Working Papers

Bring Together What Belongs Together. The Case of Divided Cities in Europe

Do spatial concentrations of economic activities have deep historical roots in Europe? This paper explores a unique quasi-natural experiment of opening borders within cities that were historically a single urban entity and were divided due to border shifts following major historical conflicts. After inter-city borders were opened, I find that local economic activities, measured by remotely sensed nightlight, became more concentrated close to the pre-division city centers. This raises an important question, what type of border opening is more important in spurring agglomeration, the free movement of goods or of people? When looking into potential mechanisms behind the impact, using national business register databases, I find that proximity to former historical centers is more prominent, particularly after allowance of the free movement of people as a part of the Schengen agreement in 2008, whereas gaining broader market access following the 2004 EU enlargement is less important. I account for two main channels. First, I show that firms in the consumption sectors are more exposed to the free movement of people and are more likely to start operating closer to historical city centers than are firms in the production sectors, which are less affected by local market potentials. Second, I show that cities in which cultural and language differences are not barriers to cross-border cooperation are more influenced by the free movement of people than cities where these barriers still exist. Hence, spatial agglomerations near pre-division city centers are more apparent in almost borderless cities.

Checkmate! Losing with Borders, Winning with Centers. The Case of European Integration

This paper studies two major stages of European integration, the expansion of the European Union (EU) in 2004 and the Schengen Area in 2008, and their impacts on economic performance in subregions of Central and Eastern European (CEE) countries. Using European regional data at the NUTS3 level and disaggregated synthetic control method, I construct counterfactuals for sub-regions of CEE countries. This approach allows me to assess regional treatment effects (RTEs) and to study the heterogeneous effects of European integration. I find that the benefits of EU and Schengen memberships to annual GDP per capita are approximately 10% less in border regions, relative to interior areas. The results expose regional economic disparities, as border regions lose relative to interior regions since European integration. Furthermore, integration facilitators in border regions such as fewer geographical barriers, more service employment, and positive attitudes toward the EU did not reduce economic disparities. The results show that the gap persists, regardless of some complementarities. Thus, the main implication of this paper is that sub-regions of CEE countries are far from being fully converged, and that European integration instead seems to have spurred sub-regional divergence.

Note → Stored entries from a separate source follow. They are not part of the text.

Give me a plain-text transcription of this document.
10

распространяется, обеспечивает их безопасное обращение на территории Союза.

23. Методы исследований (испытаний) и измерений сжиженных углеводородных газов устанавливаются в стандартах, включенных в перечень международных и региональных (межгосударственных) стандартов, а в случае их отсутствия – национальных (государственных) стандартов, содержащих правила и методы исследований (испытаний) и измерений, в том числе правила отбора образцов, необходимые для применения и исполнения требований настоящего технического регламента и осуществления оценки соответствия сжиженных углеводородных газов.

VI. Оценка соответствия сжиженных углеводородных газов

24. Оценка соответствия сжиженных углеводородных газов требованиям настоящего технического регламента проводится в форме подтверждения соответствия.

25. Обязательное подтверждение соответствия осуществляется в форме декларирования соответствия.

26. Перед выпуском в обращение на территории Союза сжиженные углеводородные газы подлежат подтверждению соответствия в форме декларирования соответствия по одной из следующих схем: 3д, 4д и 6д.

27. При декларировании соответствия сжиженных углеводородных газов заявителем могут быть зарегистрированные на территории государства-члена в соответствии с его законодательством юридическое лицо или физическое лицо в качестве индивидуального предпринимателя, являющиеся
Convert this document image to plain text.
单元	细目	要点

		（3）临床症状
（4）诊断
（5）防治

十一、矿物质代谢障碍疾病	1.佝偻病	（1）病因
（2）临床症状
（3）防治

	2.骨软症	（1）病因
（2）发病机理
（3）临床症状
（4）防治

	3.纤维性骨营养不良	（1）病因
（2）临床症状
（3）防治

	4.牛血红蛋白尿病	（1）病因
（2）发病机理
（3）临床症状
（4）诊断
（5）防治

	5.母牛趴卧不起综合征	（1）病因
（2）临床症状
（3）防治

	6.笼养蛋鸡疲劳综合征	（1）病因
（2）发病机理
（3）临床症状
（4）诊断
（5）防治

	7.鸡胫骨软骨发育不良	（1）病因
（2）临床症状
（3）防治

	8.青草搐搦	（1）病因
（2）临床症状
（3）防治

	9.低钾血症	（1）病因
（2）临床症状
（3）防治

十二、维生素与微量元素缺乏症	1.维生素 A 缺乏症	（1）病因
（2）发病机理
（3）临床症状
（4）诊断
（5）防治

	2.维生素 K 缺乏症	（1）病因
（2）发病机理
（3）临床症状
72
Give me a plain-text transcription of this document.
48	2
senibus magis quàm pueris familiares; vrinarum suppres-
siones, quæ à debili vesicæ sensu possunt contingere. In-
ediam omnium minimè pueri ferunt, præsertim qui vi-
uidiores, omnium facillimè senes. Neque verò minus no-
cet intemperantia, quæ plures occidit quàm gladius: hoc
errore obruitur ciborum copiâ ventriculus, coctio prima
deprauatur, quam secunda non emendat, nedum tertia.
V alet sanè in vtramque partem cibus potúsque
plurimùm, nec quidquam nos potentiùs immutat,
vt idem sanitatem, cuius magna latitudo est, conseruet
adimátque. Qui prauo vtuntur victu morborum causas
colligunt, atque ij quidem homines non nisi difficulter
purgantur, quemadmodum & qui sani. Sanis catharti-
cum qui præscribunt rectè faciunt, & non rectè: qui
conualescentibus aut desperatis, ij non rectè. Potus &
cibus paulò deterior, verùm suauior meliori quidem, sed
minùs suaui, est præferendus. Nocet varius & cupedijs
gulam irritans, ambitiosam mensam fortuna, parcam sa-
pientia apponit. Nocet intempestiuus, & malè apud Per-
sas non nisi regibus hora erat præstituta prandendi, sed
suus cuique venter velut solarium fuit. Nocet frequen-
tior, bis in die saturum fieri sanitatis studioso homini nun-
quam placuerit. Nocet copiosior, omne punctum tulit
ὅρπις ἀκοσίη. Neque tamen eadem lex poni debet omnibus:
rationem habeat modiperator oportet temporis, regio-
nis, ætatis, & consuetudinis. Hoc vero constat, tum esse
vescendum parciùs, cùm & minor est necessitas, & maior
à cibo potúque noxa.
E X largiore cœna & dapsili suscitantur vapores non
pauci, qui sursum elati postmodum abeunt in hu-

Europe, we have a problem! The Economic Cost of Border Controls during COVID-19

It has been almost a quarter-century since the Schengen Area was founded in 1995. Since then, there have been no such tight restrictions on internal borders as during the COVID-19 pandemic in Europe. Since a pandemic is a present- time shock, evaluating the socioeconomic impact is limited. To overcome this challenge, I use an unconventional data source, NASA’s Black Marble Nighttime Lights (NTL) products, to measure the potential economic cost of controlling European borders. I have constructed a novel geo-coded NTL dataset spanning the pre-and post-periods of introducing border controls in European municipalities. This study demonstrates that remotely sensed monthly NTL intensity decreased in border regions after the imposing of border controls compared to the interior areas. I found that border restrictions had heterogeneous effects. The decline in NTL radiance in border municipalities compared to interiors is approximately 4% larger in New Member States (East) than in Old Member States (West). Moreover, using a cross-border (CB) cooperation survey which was conducted in 2020, I introduce municipality-type subgroups which explain the main channels of severe decline in NTL in border regions after imposing border controls. I expect that if residents oftentimes travel abroad, commute to neighboring border regions, reside in large cities, and are skilled workers, such border regions lose the most from COVID-19-induced border restrictions. Moreover, for respondents who commute to foreign cross-border regions because of leisure or work, or shopping, the decline in NTL should be major in the cross-border regions where they would commute under “normal” situations.